Este eficaz método se ha llevado a cabo durante años por el G. E. Satorrak alternado con los diversos y rápidos avances y aplicaciones tecnológicas del momento (G.P.S, Pc, programas topográficos, Internet, etc.)

GEOLOGIA

Podemos afirmar que Aralar es una acumulación de materiales cuya edad abarca del Triásico Superior, al Cretácico Superior y que se halla plegada y levantada sobre el nivel del mar. Litológicamente se distinguen tres subconjuntos de naturaleza esencialmente caliza: los correspondientes al Triásico superior, los del Jurásico y los del Cretácico inferior o complejo urgoniano. Nuestro trabajo se ha realizado en este último. En su totalidad se observa una seriación de materiales arcillosos y calcáreos:

Sobre una serie de arcillas y yesos del Kempe (triásico superior) se encuentran una serie de calizas del triásico superior y jurásico inferior (lías). Sobre estas, unas margas del jurásico inferior y medio, que tienen en su techo una segunda serie de calizas del jurásico superior y del cretácico inferior. Cerrando el conjunto las margas del cretácico superior.

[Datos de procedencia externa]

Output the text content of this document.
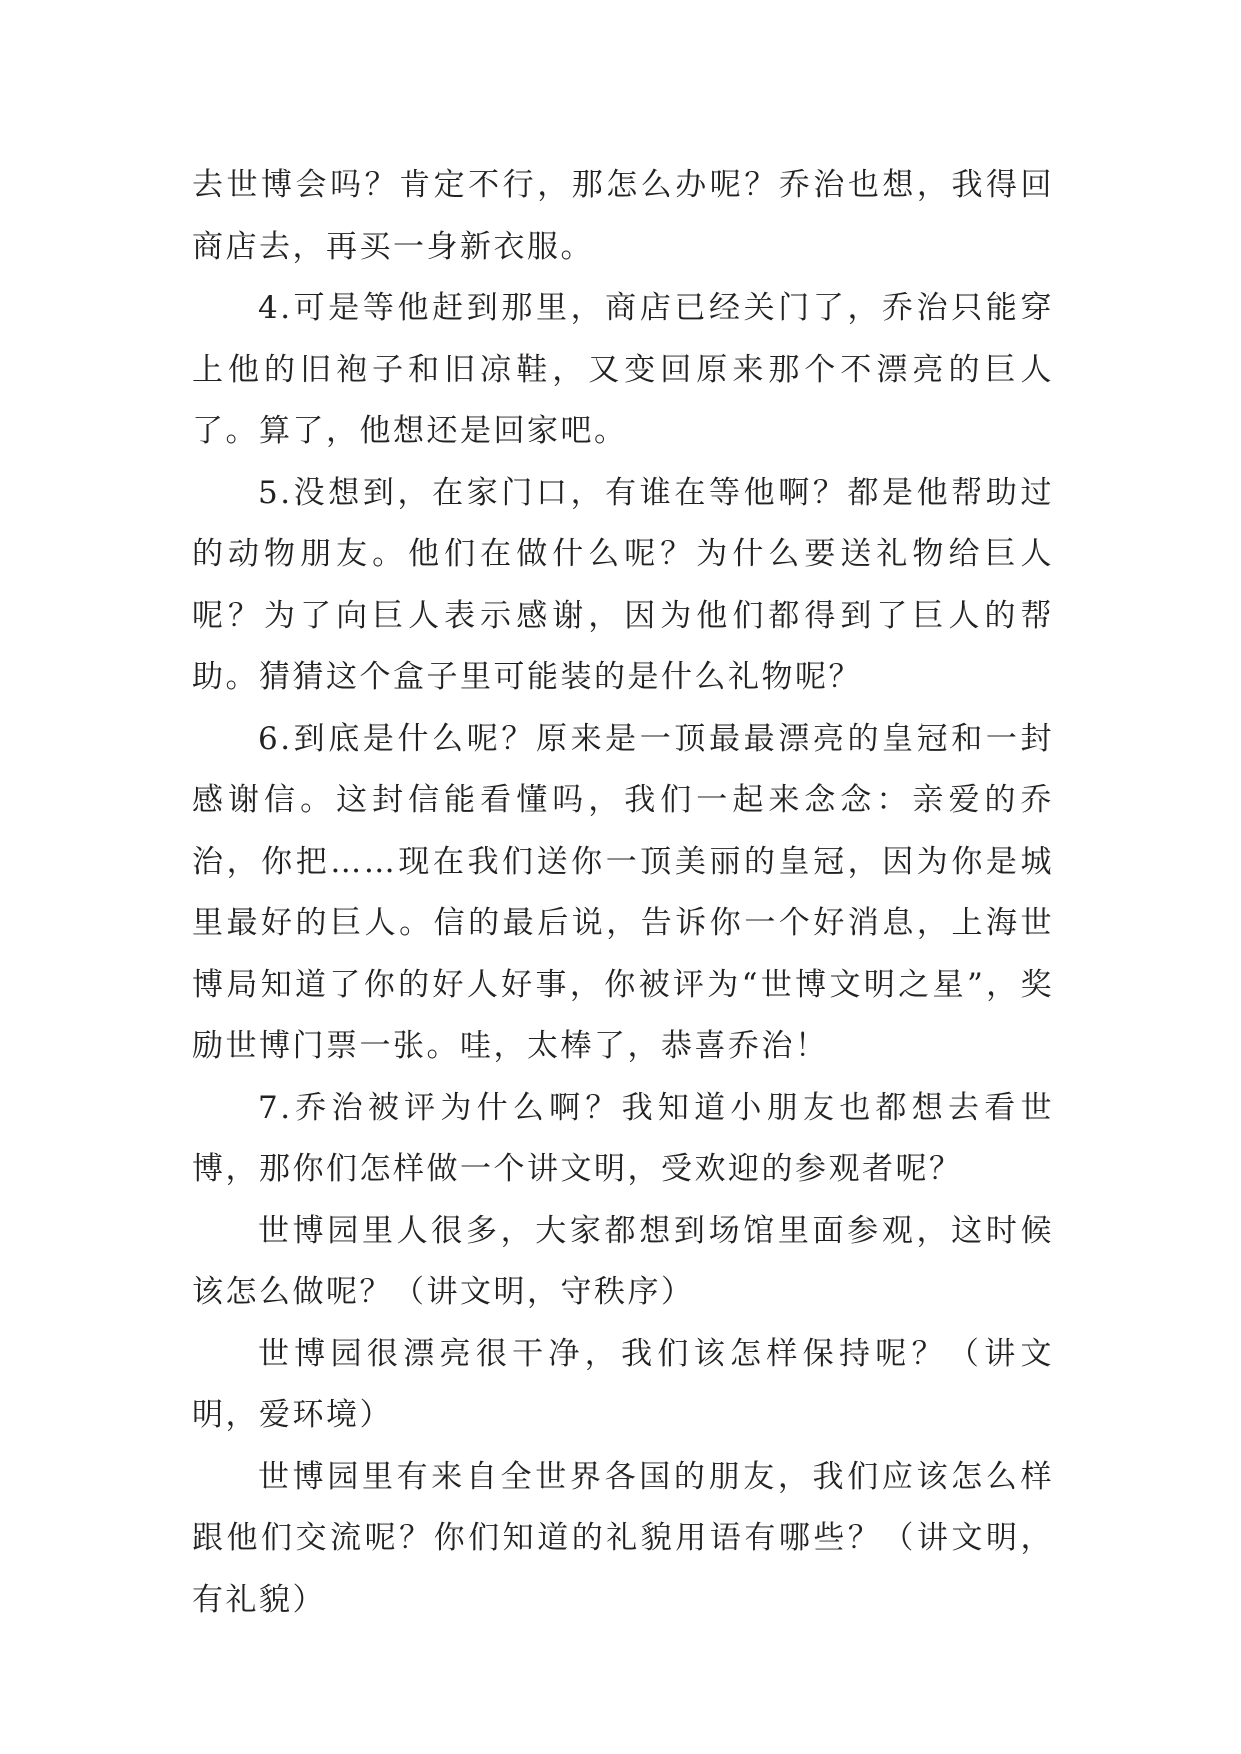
去世博会吗？肯定不行，那怎么办呢？乔治也想，我得回商店去，再买一身新衣服。

4.可是等他赶到那里，商店已经关门了，乔治只能穿上他的旧袍子和旧凉鞋，又变回原来那个不漂亮的巨人了。算了，他想还是回家吧。

5.没想到，在家门口，有谁在等他啊？都是他帮助过的动物朋友。他们在做什么呢？为什么要送礼物给巨人呢？为了向巨人表示感谢，因为他们都得到了巨人的帮助。猜猜这个盒子里可能装的是什么礼物呢？

6.到底是什么呢？原来是一顶最最漂亮的皇冠和一封感谢信。这封信能看懂吗，我们一起来念念：亲爱的乔治，你把……现在我们送你一顶美丽的皇冠，因为你是城里最好的巨人。信的最后说，告诉你一个好消息，上海世博局知道了你的好人好事，你被评为“世博文明之星”，奖励世博门票一张。哇，太棒了，恭喜乔治！

7.乔治被评为什么啊？我知道小朋友也都想去看世博，那你们怎样做一个讲文明，受欢迎的参观者呢？

世博园里人很多，大家都想到场馆里面参观，这时候该怎么做呢？（讲文明，守秩序）

世博园很漂亮很干净，我们该怎样保持呢？（讲文明，爱环境）

世博园里有来自全世界各国的朋友，我们应该怎么样跟他们交流呢？你们知道的礼貌用语有哪些？（讲文明，有礼貌）
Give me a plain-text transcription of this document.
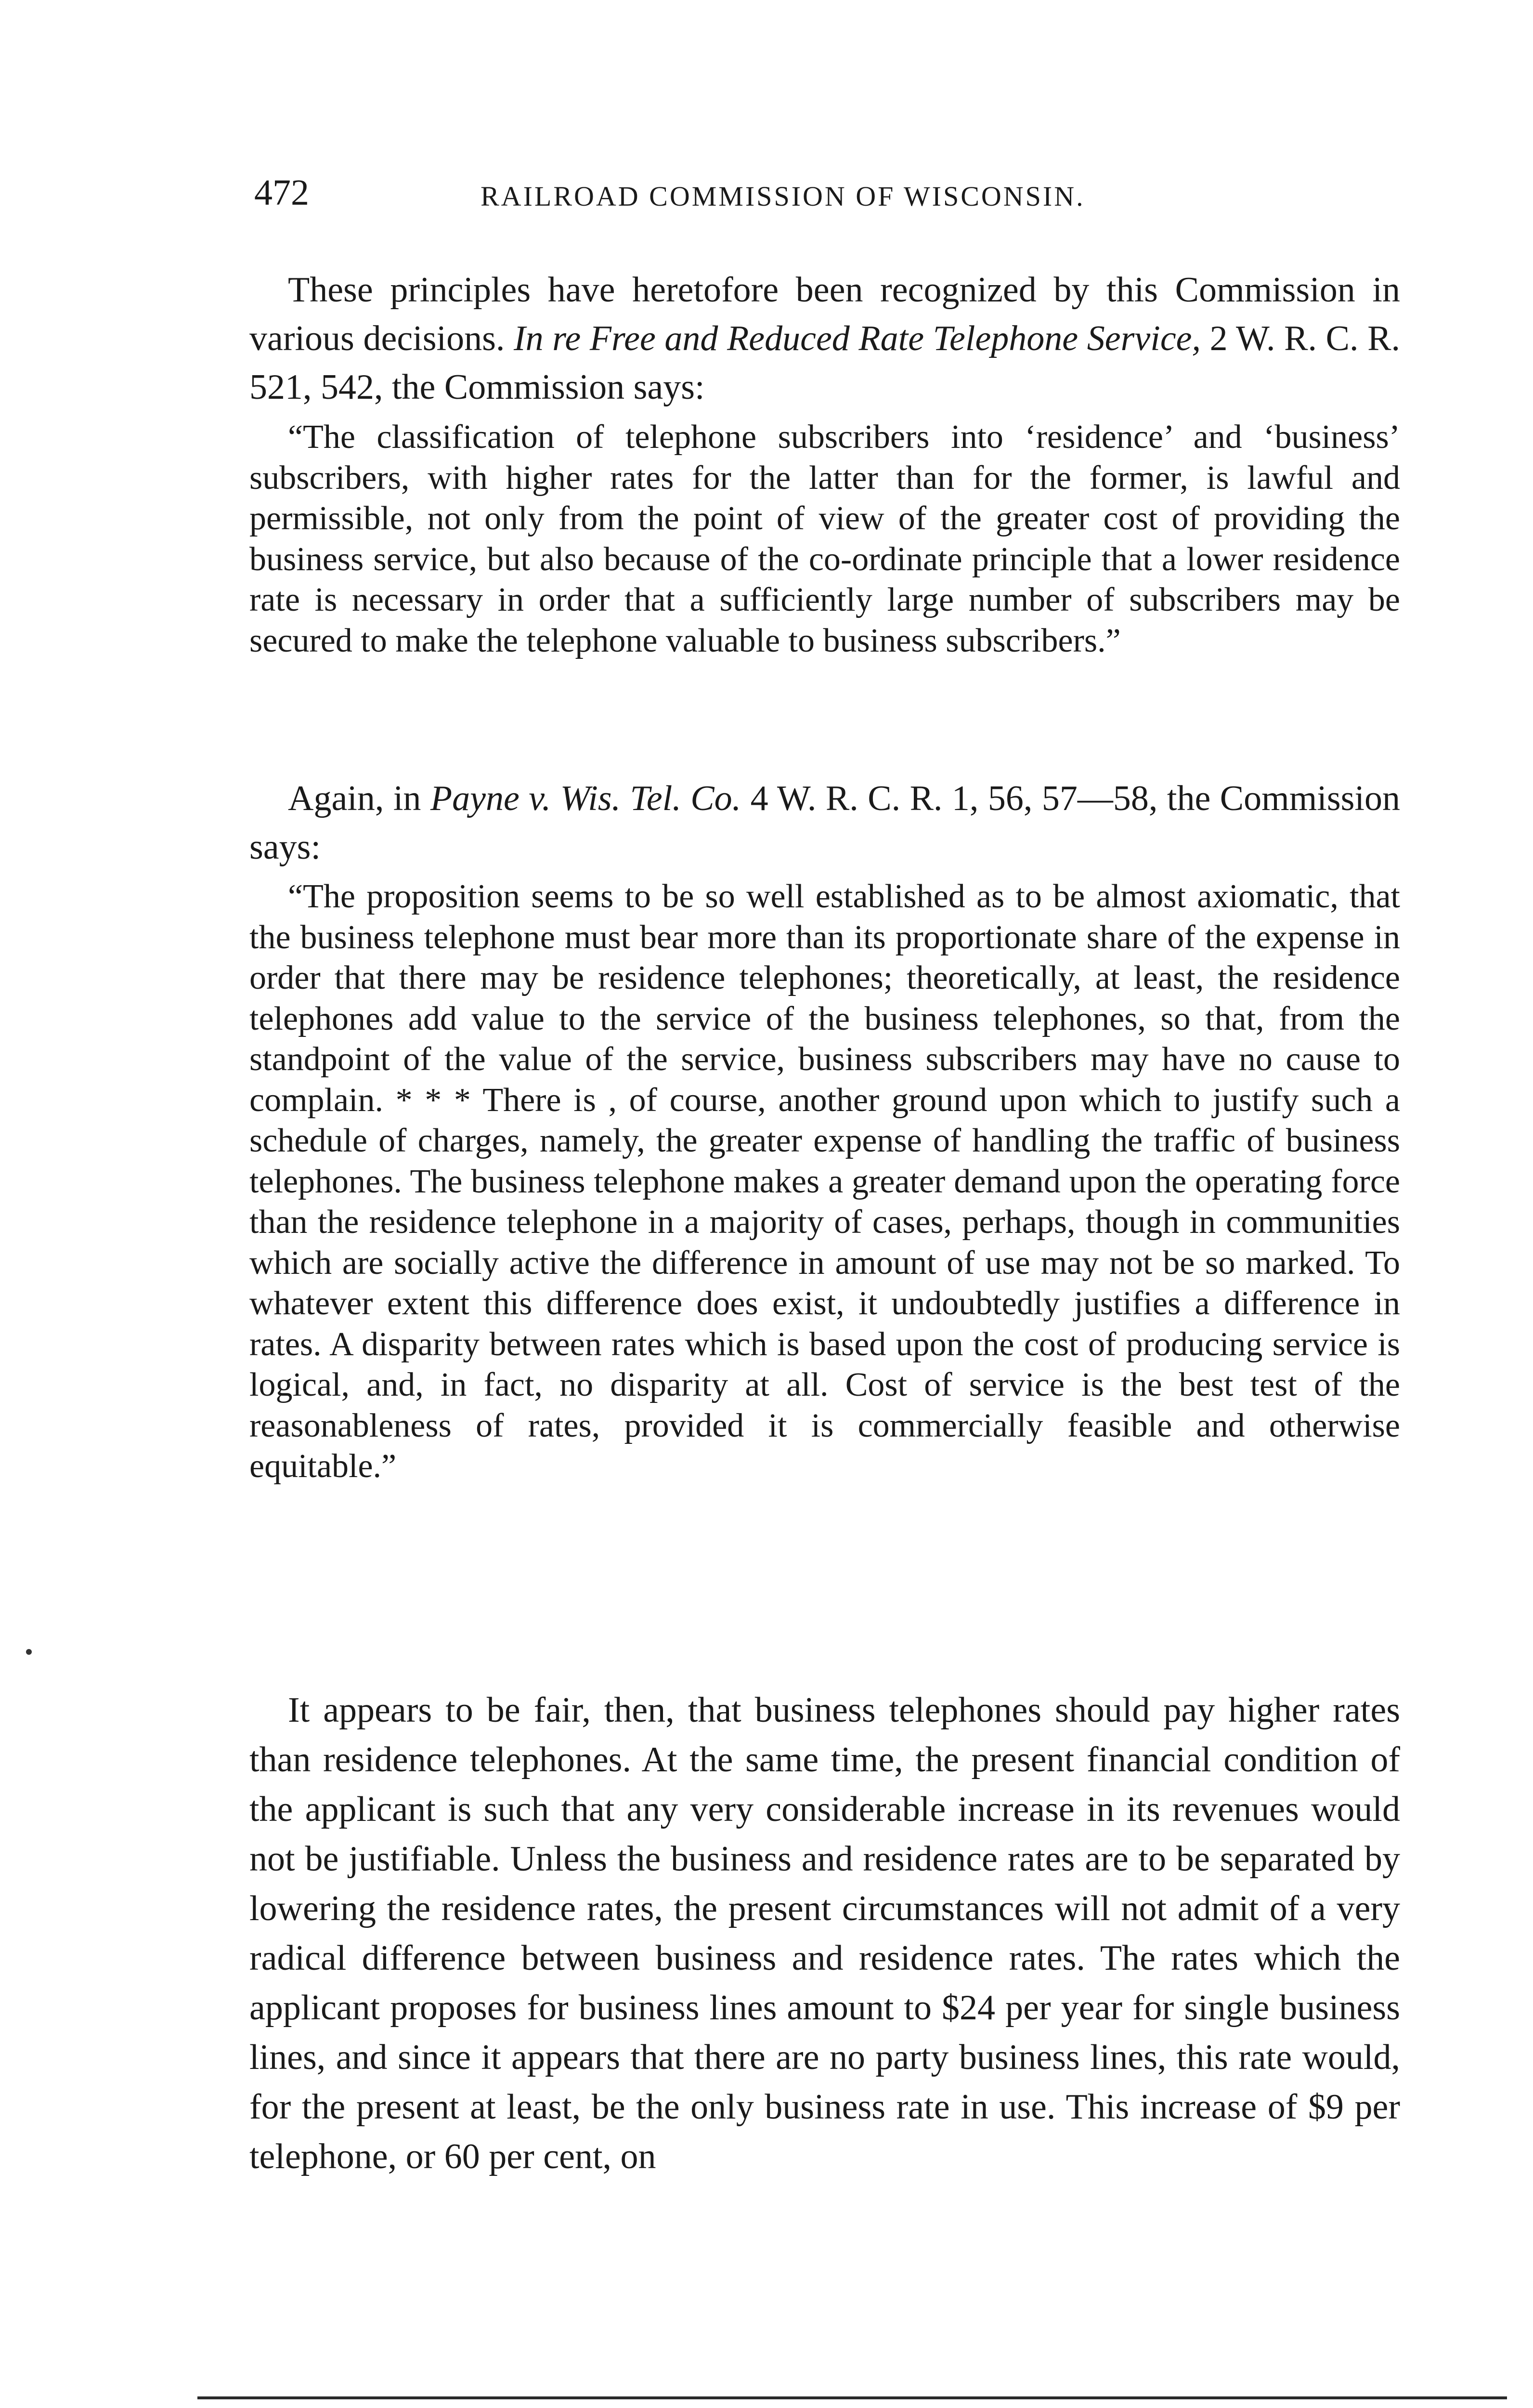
472	RAILROAD COMMISSION OF WISCONSIN.
These principles have heretofore been recognized by this Commission in various decisions. In re Free and Reduced Rate Telephone Service, 2 W. R. C. R. 521, 542, the Commission says:
“The classification of telephone subscribers into ‘residence’ and ‘business’ subscribers, with higher rates for the latter than for the former, is lawful and permissible, not only from the point of view of the greater cost of providing the business service, but also because of the co-ordinate principle that a lower residence rate is necessary in order that a sufficiently large number of subscribers may be secured to make the telephone valuable to business subscribers.”
Again, in Payne v. Wis. Tel. Co. 4 W. R. C. R. 1, 56, 57—58, the Commission says:
“The proposition seems to be so well established as to be almost axiomatic, that the business telephone must bear more than its proportionate share of the expense in order that there may be residence telephones; theoretically, at least, the residence telephones add value to the service of the business telephones, so that, from the standpoint of the value of the service, business subscribers may have no cause to complain. * * * There is , of course, another ground upon which to justify such a schedule of charges, namely, the greater expense of handling the traffic of business telephones. The business telephone makes a greater demand upon the operating force than the residence telephone in a majority of cases, perhaps, though in communities which are socially active the difference in amount of use may not be so marked. To whatever extent this difference does exist, it undoubtedly justifies a difference in rates. A disparity between rates which is based upon the cost of producing service is logical, and, in fact, no disparity at all. Cost of service is the best test of the reasonableness of rates, provided it is commercially feasible and otherwise equitable.”
It appears to be fair, then, that business telephones should pay higher rates than residence telephones. At the same time, the present financial condition of the applicant is such that any very considerable increase in its revenues would not be justifiable. Unless the business and residence rates are to be separated by lowering the residence rates, the present circumstances will not admit of a very radical difference between business and residence rates. The rates which the applicant proposes for business lines amount to $24 per year for single business lines, and since it appears that there are no party business lines, this rate would, for the present at least, be the only business rate in use. This increase of $9 per telephone, or 60 per cent, on
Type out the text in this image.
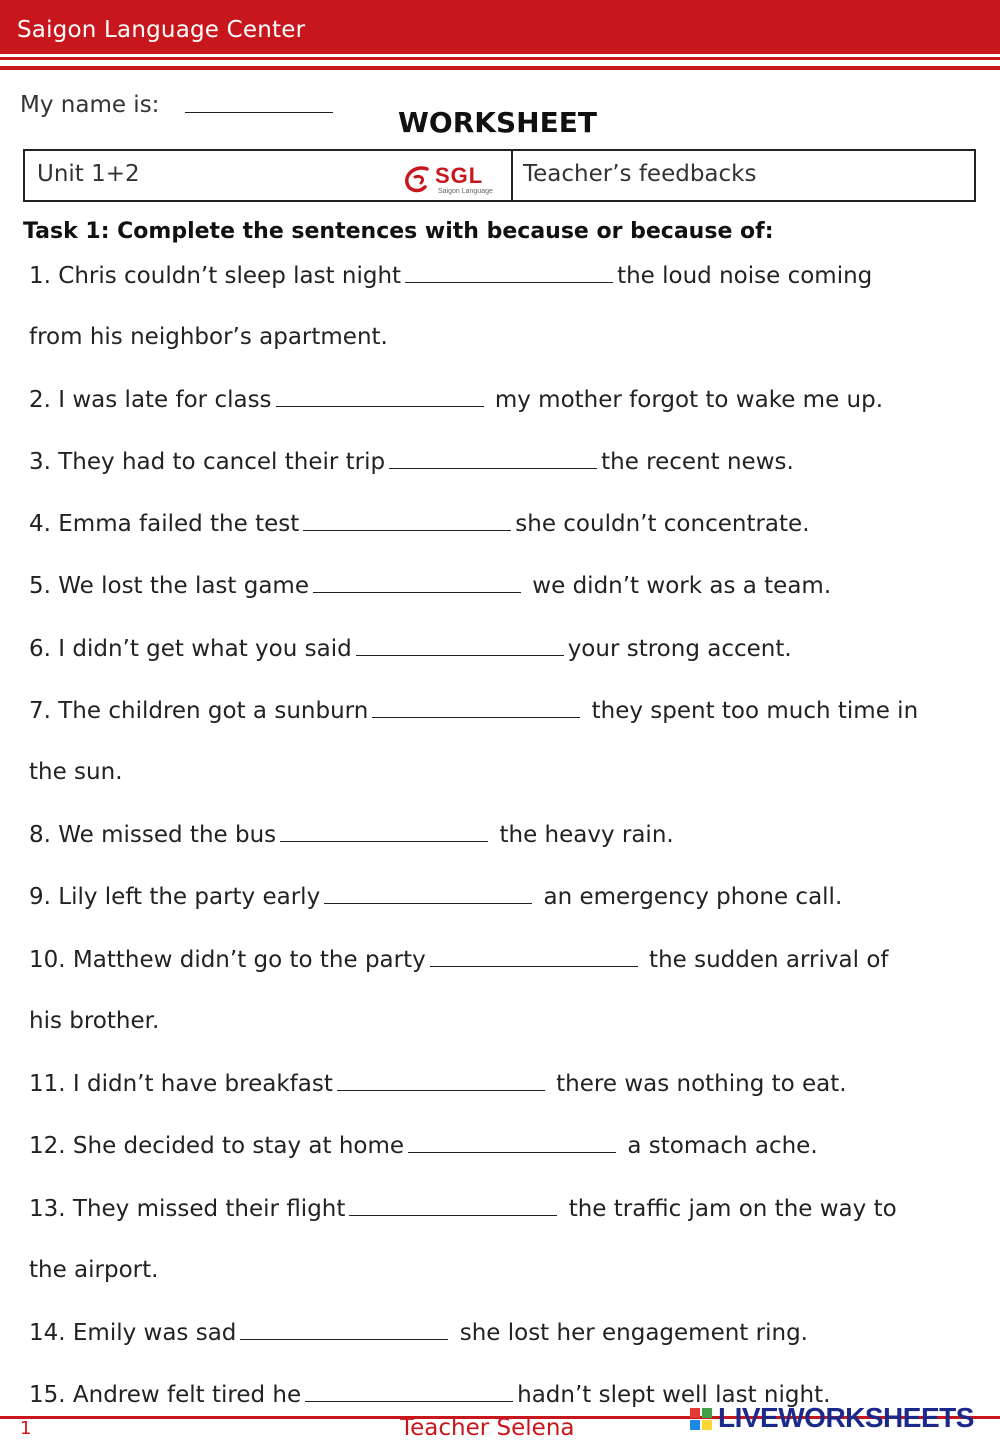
Saigon Language Center
My name is:
WORKSHEET
Unit 1+2	SGL
Saigon Language
Teacher’s feedbacks
Task 1: Complete the sentences with because or because of:
1. Chris couldn’t sleep last night	the loud noise coming
from his neighbor’s apartment.
2. I was late for class	my mother forgot to wake me up.
3. They had to cancel their trip	the recent news.
4. Emma failed the test	she couldn’t concentrate.
5. We lost the last game	we didn’t work as a team.
6. I didn’t get what you said	your strong accent.
7. The children got a sunburn	they spent too much time in
the sun.
8. We missed the bus	the heavy rain.
9. Lily left the party early	an emergency phone call.
10. Matthew didn’t go to the party	the sudden arrival of
his brother.
11. I didn’t have breakfast	there was nothing to eat.
12. She decided to stay at home	a stomach ache.
13. They missed their flight	the traffic jam on the way to
the airport.
14. Emily was sad	she lost her engagement ring.
15. Andrew felt tired he	hadn’t slept well last night.
1	Teacher Selena	LIVEWORKSHEETS
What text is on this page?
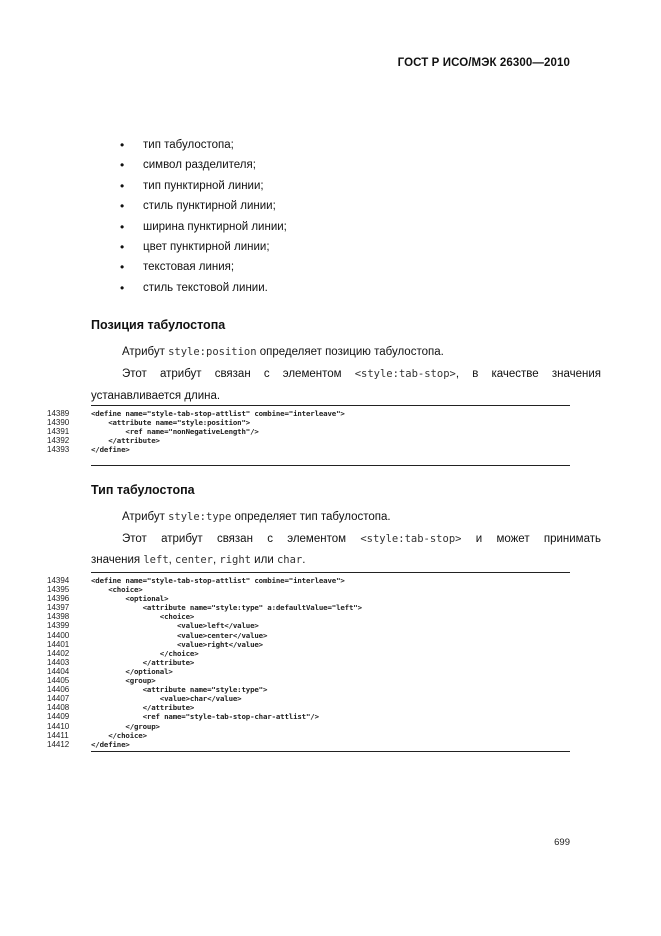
ГОСТ Р ИСО/МЭК 26300—2010
• тип табулостопа;
• символ разделителя;
• тип пунктирной линии;
• стиль пунктирной линии;
• ширина пунктирной линии;
• цвет пунктирной линии;
• текстовая линия;
• стиль текстовой линии.
Позиция табулостопа
Атрибут style:position определяет позицию табулостопа.
Этот атрибут связан с элементом <style:tab-stop>, в качестве значения
устанавливается длина.
14389	<define name="style-tab-stop-attlist" combine="interleave">
14390	<attribute name="style:position">
14391	<ref name="nonNegativeLength"/>
14392	</attribute>
14393	</define>
Тип табулостопа
Атрибут style:type определяет тип табулостопа.
Этот атрибут связан с элементом <style:tab-stop> и может принимать
значения left, center, right или char.
14394	<define name="style-tab-stop-attlist" combine="interleave">
14395	<choice>
14396	<optional>
14397	<attribute name="style:type" a:defaultValue="left">
14398	<choice>
14399	<value>left</value>
14400	<value>center</value>
14401	<value>right</value>
14402	</choice>
14403	</attribute>
14404	</optional>
14405	<group>
14406	<attribute name="style:type">
14407	<value>char</value>
14408	</attribute>
14409	<ref name="style-tab-stop-char-attlist"/>
14410	</group>
14411	</choice>
14412	</define>
699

En el cretácico inferior hay alternancia de calizas, calizas arenosas, dolomías, areniscas y arcillas, que hacen que se repita la secuencia caliza-material impermeable en sucesivas ocasiones.

Su estructura se corresponde con la de un anticlinal (el domo de Atan), que de oeste a este pasa a ser anticlinal volcado, y de aquí a cabalgamiento con desaparición del alpe norte, formando el impresionante conjunto de Malloak en el valle del Araxes. Al sur un segundo anticlinal, el cabalgamiento de Oderitz, saca al exterior los terrenos del jurásico, formando un cabalgamiento al norte, segunda escama del primero. Entre medio queda un sinclinal, sinclinal central objetivo de nuestro trabajo. Al oeste una falla del desgarro rompe el conjunto, invirtiendo la serie de materiales. Aunque la dirección de los pliegues es oeste-este, se forman multitud de fallas de dirección noreste-suroeste, fallas de desagarre que dan al conjunto una forma de corredor, con desplazamiento de los bosques visibles sobre todo en la parte domo de Ataún.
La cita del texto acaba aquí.